Pursuant to the terms of the Letter Agreement dated March 13, 2020 (the “Hotel Management Letter Agreement”), in order to allow Remington Hotels to better manage its corporate working capital and to ensure the continued efficient operation of our hotels, we agreed to pay the base fee and to reimburse all expenses on a weekly basis for the preceding week, rather than on a monthly basis. The Hotel Management Letter Agreement went into effect on March 13, 2020 and will continue until terminated by us.
We also have a mutual exclusivity agreement with Remington Hotels, pursuant to which: (i) we have agreed to engage Remington Hotels to provide management services with respect to any hotel we acquire or invest in, to the extent we have the right and/or control the right to direct the management of such hotel; and (ii) Remington Hotels has agreed to grant us a right of first refusal to purchase any opportunity to develop or construct a hotel that it identifies that meets our initial investment guidelines. We are not, however, obligated to engage Remington Hotels if our independent directors either: (i) unanimously vote to hire a different manager or developer; or (ii) by a majority vote elect not to engage such related party because either special circumstances exist such that it would be in the best interest of our Company not to engage such related party, or, based on related party’s prior performance, it is believed that another manager could perform the management or other duties materially better.
Remington Lodging (prior to Ashford Inc. acquisition)
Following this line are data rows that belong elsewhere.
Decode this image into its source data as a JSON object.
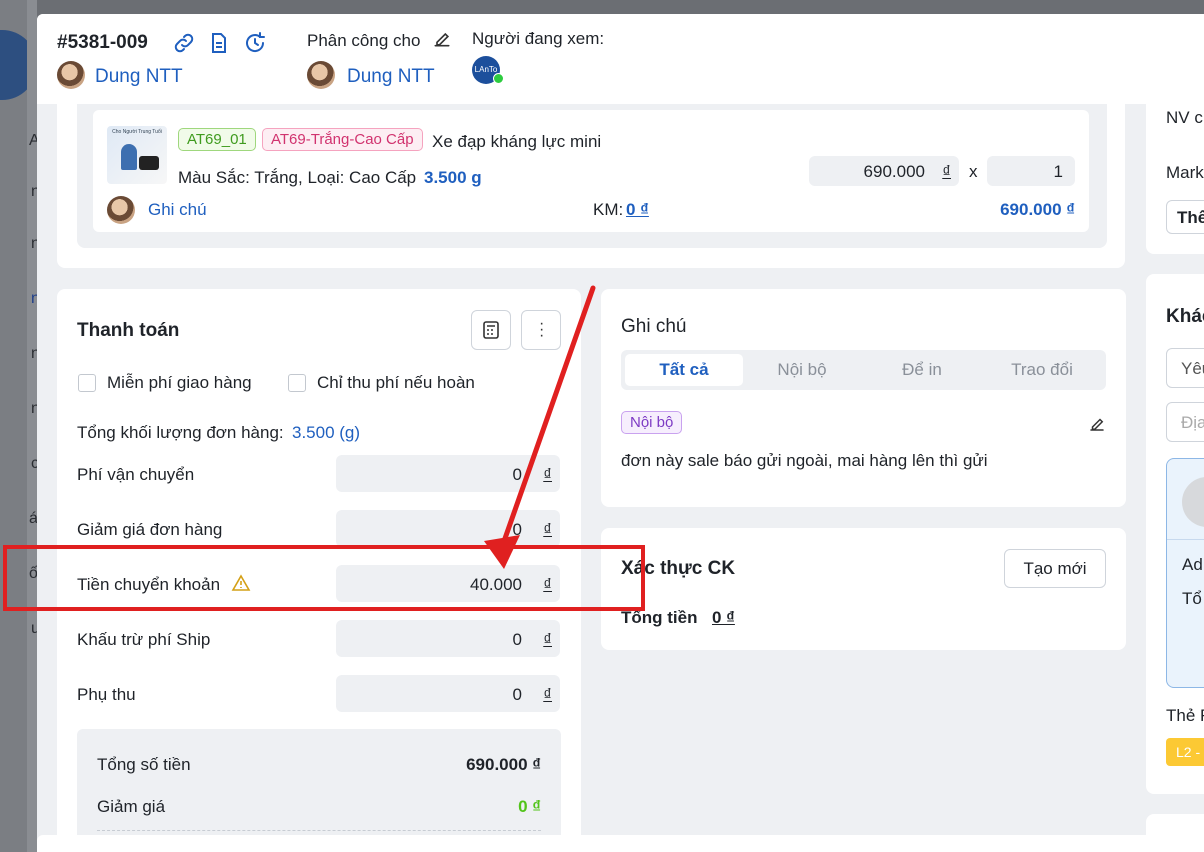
{
  "header": {
    "order_code": "#5381-009",
    "creator_name": "Dung NTT",
    "assign_label": "Phân công cho",
    "assignee_name": "Dung NTT",
    "viewers_label": "Người đang xem:",
    "viewer_avatar_text": "LAnTo"
  },
  "product": {
    "sku_tag": "AT69_01",
    "variant_tag": "AT69-Trắng-Cao Cấp",
    "name": "Xe đạp kháng lực mini",
    "attributes": "Màu Sắc: Trắng, Loại: Cao Cấp",
    "weight": "3.500 g",
    "price": "690.000",
    "currency": "₫",
    "times": "x",
    "quantity": "1",
    "note_link": "Ghi chú",
    "discount_label": "KM:",
    "discount_value": "0 ₫",
    "line_total": "690.000 ₫",
    "thumb_text": "Cho Người Trung Tuổi"
  },
  "payment": {
    "title": "Thanh toán",
    "free_shipping": "Miễn phí giao hàng",
    "charge_if_return": "Chỉ thu phí nếu hoàn",
    "weight_label": "Tổng khối lượng đơn hàng:",
    "weight_value": "3.500 (g)",
    "rows": [
      {
        "label": "Phí vận chuyển",
        "value": "0",
        "unit": "₫"
      },
      {
        "label": "Giảm giá đơn hàng",
        "value": "0",
        "unit": "₫"
      },
      {
        "label": "Tiền chuyển khoản",
        "value": "40.000",
        "unit": "₫"
      },
      {
        "label": "Khấu trừ phí Ship",
        "value": "0",
        "unit": "₫"
      },
      {
        "label": "Phụ thu",
        "value": "0",
        "unit": "₫"
      }
    ],
    "summary": {
      "total_label": "Tổng số tiền",
      "total_value": "690.000 ₫",
      "discount_label": "Giảm giá",
      "discount_value": "0 ₫"
    }
  },
  "notes": {
    "title": "Ghi chú",
    "tabs": [
      "Tất cả",
      "Nội bộ",
      "Để in",
      "Trao đổi"
    ],
    "badge": "Nội bộ",
    "text": "đơn này sale báo gửi ngoài, mai hàng lên thì gửi"
  },
  "verify": {
    "title": "Xác thực CK",
    "create_button": "Tạo mới",
    "total_label": "Tổng tiền",
    "total_value": "0 ₫"
  },
  "right_panel": {
    "nv_label": "NV c",
    "mark_label": "Mark",
    "select_text": "Thê",
    "section_title": "Khác",
    "input1": "Yêu",
    "input2": "Địa",
    "card_line1": "Ad",
    "card_line2": "Tổ",
    "tag_label": "Thẻ F",
    "tag_chip": "L2 -"
  },
  "background": {
    "letters": [
      "A",
      "ng",
      "n",
      "n",
      "n",
      "nh",
      "c",
      "ác",
      "ối",
      "u"
    ]
  },
  "colors": {
    "annotation_red": "#e02020",
    "link_blue": "#1f5fbf",
    "green": "#52c41a"
  }
}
Between January 1, 2019 and November 5, 2019, we paid Remington Lodging monthly hotel management fees equal to the greater of approximately $14,000 per hotel (increased annually based on consumer price index adjustments) or 3% of gross revenues as well as annual incentive hotel management fees, if certain operational criteria were met and other general and administrative expense reimbursements primarily related to accounting services.